Os operários e camponeses poderiam governar
A grande lição de 1952 é que os trabalhadores, camponeses e indígenas poderiam ter assumido o poder político com a COB, as milícias e os sindicatos, realizando as mudanças de fundo definidas nas Teses de Pulacayo: expropriar o conjunto dos grandes capitalistas e latifundiários e iniciar a construção de uma economia de verdadeiro socialismo, dirigido diretamente pelos sindicatos e organizações de base, convocando os trabalhadores latino-americanos a fazer o mesmo. Três anos antes, havia triunfado uma revolução dos camponeses pobres na China, que expropriou os capitalistas e latifundiários. O imperialismo estava empantanado na guerra da Coreia e tentando frear a revolução asiática. A conquista de todo o poder pela COB e uma revolução socialista na Bolívia teria desatado uma revolução latino-americana. O caminho de pactuar com os interesses capitalistas e das multinacionais levou à derrota. Juan Lechín – e também a direção do POR e do PC stalinista de então – foram responsáveis por ter chamado a classe operária e os camponeses a confiar em Paz Estenssoro ao invés de assumir o poder com a COB.
Recordações de Domitila Chungara
“Meu pai me avisou que ia viajar para longe. Havia comprado mantimentos. Pediu-me para eu cuidar de minhas irmãs… No dia seguinte vi as mulheres sentadas nas ruas, chorando. Diziam que os homens tinham ido lutar.

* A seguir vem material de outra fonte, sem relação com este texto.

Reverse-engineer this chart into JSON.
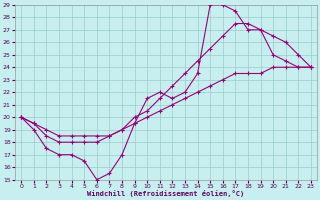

Pouco depois, numa manhã, começaram a tocar as buzinas e sirenes e as pessoas saíam e gritavam ‘ganhamos! Destruímos o Exército!’. Pela noite, chegou primeiro a milícia com seus estandartes… todos em fila, várias filas de mineiros. Estava meu pai com seu fuzil cruzado… ‘Papai, papai’, gritei. Ele me olhou com muita alegria e me disse: ‘Ganhamos, filha! Agora nunca mais as crianças vão andar descalças’. E a seguir iniciaram as medidas econômicas para os trabalhadores: bonificações de produção, subsídio familiar, cestas de seguro social. Todos podíamos ir ao hospital agora…” (Entrevista realizada em junho de 2011, publicada na Página12, de Buenos Aires. Domitila, famosa por ter liderado uma greve de fome de mulheres de mineiros contra a ditadura de Banzer em 1978, faleceu em Cochabamba, em março de 2012.